Chip Coldwell (on your list) was a physics major, but has spent most of his professional life doing software/computer stuff, and is now apparently moving into RF hardware. You can check with him yourself, but I don’t think he was doing astronomy research after his PhD, even though he has worked for such astronomers. He spent a lot of time at Red Hat and is now at MIT Lincoln Lab.

Of the other Horowitz students on your list, Andrew Howard had been a physics major and got a physics PhD and is now a professor of astronomy at CalTech. Curtis Meade was (I believe) an EE, who got his PhD in “Applied Physics” at the School of Engineering and Applied Sciences, like I did. I don’t know what he’s up to now.

I can’t think of any of Paul Horowitz’s doctoral students who has had professional problems. I guess Mayr was used to narrowly-focused grad students who could be ruined if they weren’t trained exactly right for academia. Paul took in both EEs and physicists and made us all better at both of those things, as well as turning us into skilled and pragmatic researchers.

As far as wasted money and resources go, SETI is cheap. I think people believe that it is expensive because they associate it with “space” and that with NASA and it’s enormous budgets. There’s a good chance that the press spent more money covering our SETI work than we spent actually doing it.

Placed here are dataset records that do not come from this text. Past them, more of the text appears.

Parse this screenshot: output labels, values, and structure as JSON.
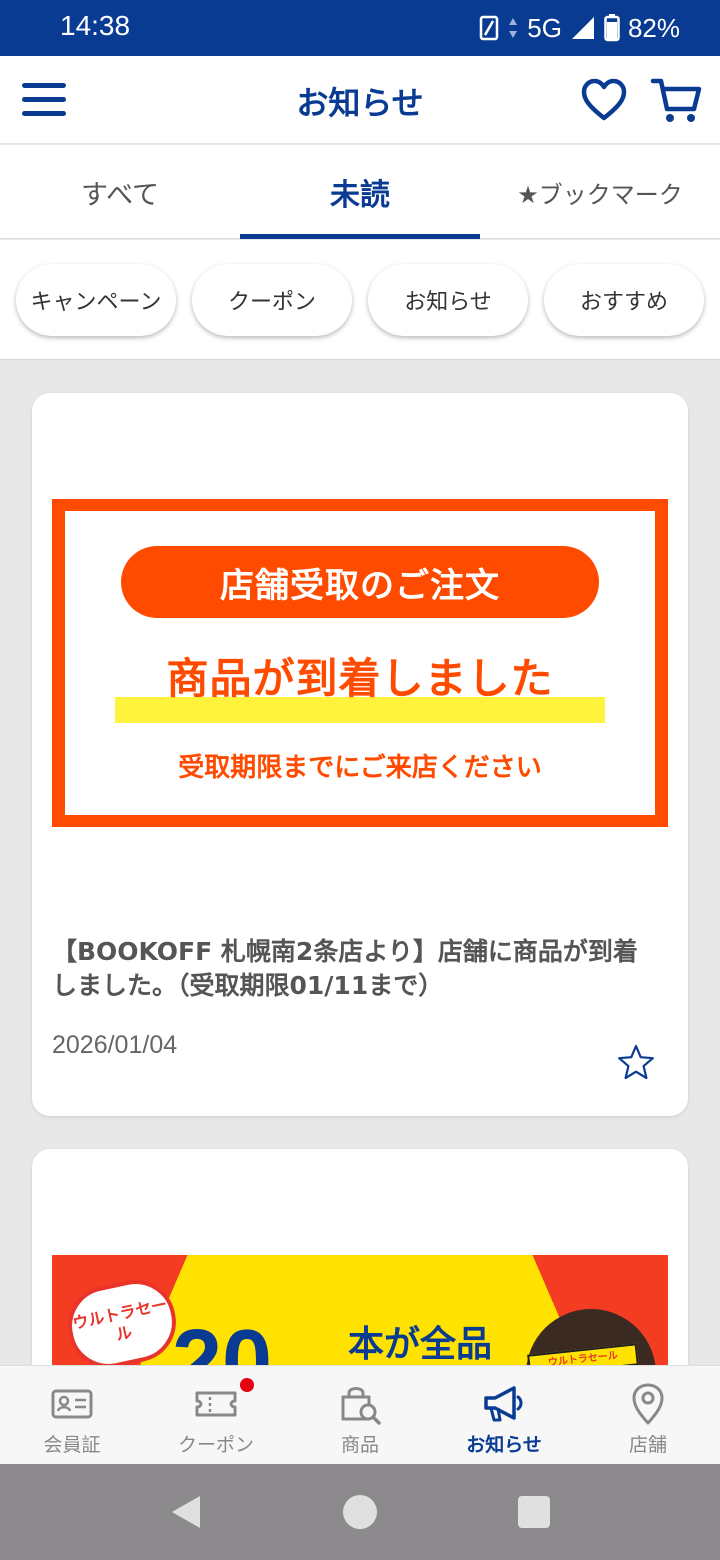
{
  "status_bar": {
    "time": "14:38",
    "network": "5G",
    "battery": "82%"
  },
  "header": {
    "title": "お知らせ"
  },
  "tabs": [
    {
      "label": "すべて",
      "active": false
    },
    {
      "label": "未読",
      "active": true
    },
    {
      "label": "★ブックマーク",
      "active": false
    }
  ],
  "filters": [
    {
      "label": "キャンペーン"
    },
    {
      "label": "クーポン"
    },
    {
      "label": "お知らせ"
    },
    {
      "label": "おすすめ"
    }
  ],
  "notices": [
    {
      "banner": {
        "pill": "店舗受取のご注文",
        "main": "商品が到着しました",
        "sub": "受取期限までにご来店ください"
      },
      "title": "【BOOKOFF 札幌南2条店より】店舗に商品が到着しました。（受取期限01/11まで）",
      "date": "2026/01/04",
      "bookmarked": false
    },
    {
      "banner": {
        "badge": "ウルトラセール",
        "big_number": "20",
        "text": "本が全品",
        "headband": "ウルトラセール"
      }
    }
  ],
  "bottom_nav": [
    {
      "label": "会員証",
      "icon": "member-card-icon",
      "active": false
    },
    {
      "label": "クーポン",
      "icon": "coupon-ticket-icon",
      "active": false,
      "has_notification": true
    },
    {
      "label": "商品",
      "icon": "product-search-icon",
      "active": false
    },
    {
      "label": "お知らせ",
      "icon": "megaphone-icon",
      "active": true
    },
    {
      "label": "店舗",
      "icon": "location-pin-icon",
      "active": false
    }
  ],
  "colors": {
    "primary": "#0a3b93",
    "accent_orange": "#ff4b00",
    "highlight_yellow": "#fff23c",
    "notification_red": "#e60012"
  }
}
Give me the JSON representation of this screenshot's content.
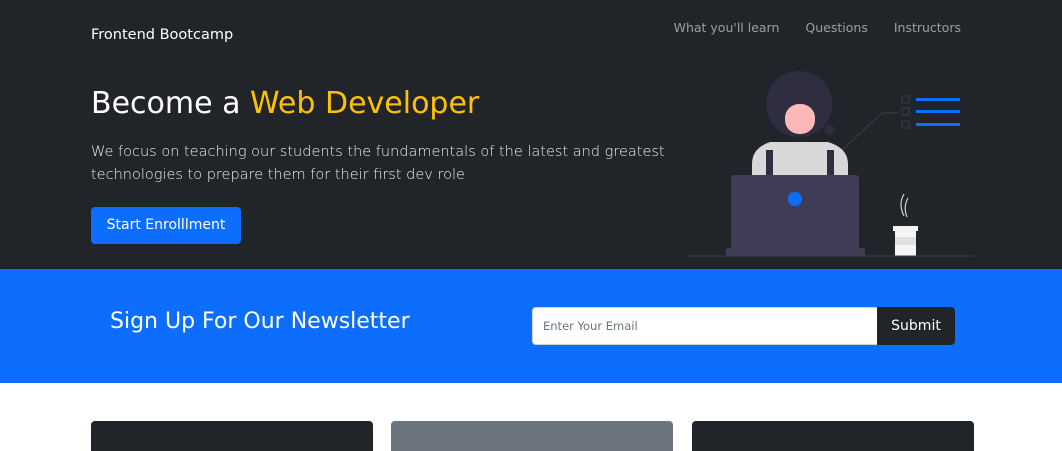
{
  "navbar": {
    "brand": "Frontend Bootcamp",
    "links": [
      {
        "label": "What you'll learn"
      },
      {
        "label": "Questions"
      },
      {
        "label": "Instructors"
      }
    ]
  },
  "hero": {
    "title_prefix": "Become a ",
    "title_accent": "Web Developer",
    "lead": "We focus on teaching our students the fundamentals of the latest and greatest technologies to prepare them for their first dev role",
    "cta_label": "Start Enrolllment"
  },
  "newsletter": {
    "title": "Sign Up For Our Newsletter",
    "email_placeholder": "Enter Your Email",
    "email_value": "",
    "submit_label": "Submit"
  },
  "colors": {
    "dark": "#212529",
    "primary": "#0d6efd",
    "warning": "#ffc107",
    "secondary": "#6c757d"
  }
}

Me? I’m currently a VP at (and one of the founders of) Tactual Labs. We do advanced human-machine interaction, especially high-performance capacitive sensing systems. I’ve been working in R&D shops for my entire professional career. After finishing my doctorate, I spent ten years at Mitsubishi Electric Research Labs, coming up with new IP and product ideas. That lab was magical and very influential, and many alumni went off to professorships at MIT, Harvard and other prestigious universities, as well as to corporate R&D labs at Microsoft and Google.